Тварь остановило сгибшее дерево, ощетинившееся ребрами веток. Уоллас прошмыгнул низом, пес следом скользнул. Начав упавший ствол огибать, тварь отвлеклась и о них позабыла.

Уолласа выворачивает, он жалеет еду. Стоит, упершись в колени, сгорбился под весом поклажи. К плюхе полупереваренных корешков торопливо сползаются черви.

«Что делать? Что мне делать? Что делать?» – Мечется в голове.

Ждать до утра, прислушиваясь к каждому шороху? Лезть на дерево? Найти разминку и зарыться там в перегной?

«Никогда не останавливайся ночью. Иди, пока жив», – вот что твердили в трактире. Родитель тоже просил, бледный как полотно: «Уолли, стемнеет – всегда будь в движении. Стоит остановиться, враз потеряешь надежду».

Если взяли в кольцо – молись и сражайся. Или беги. Если не можешь бежать – иди. Не способен идти – ползи. Вот что говорили купцы, вот о чем плакала мама и угрюмо соглашался отец. Нет мочи ползти – убей себя раньше, чем твари доберутся до твоего живота.

Так говорили, затем пили до дна. За свою жизнь и за тех, кто не вернется из Леса.

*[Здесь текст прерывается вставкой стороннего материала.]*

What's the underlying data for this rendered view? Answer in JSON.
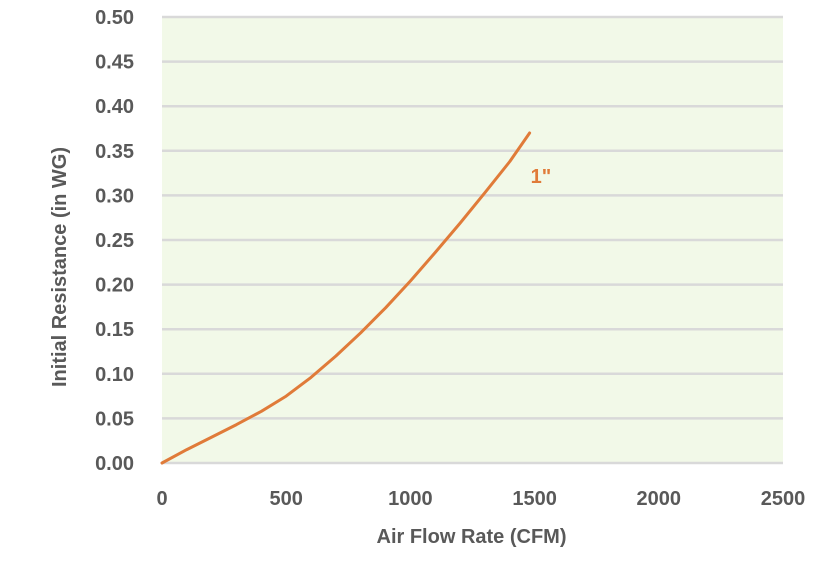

Он продирается через Лес в свинцовой усталости. Теперь Уолласу стало известно, что ползуны бывают мужчинами, женщинами, даже крохотными детьми. Они малая часть мира тварей, которых объединяет общее желание: жрать.

На краю неба должно было разлиться красное зарево. Где-то у горизонта распахнулось чрево земли, выпустив светило на выпас. Но тьма лишь сменилась разбавленной синькой, – ночь уперлась, не спешит отступать в берлоги да ямы.

Он почти продержался. Скоро можно будет упасть и заснуть, ведь твари днем не охотятся.

Друг тускло, без голоса рыкает. Ну, что опять приключилось?!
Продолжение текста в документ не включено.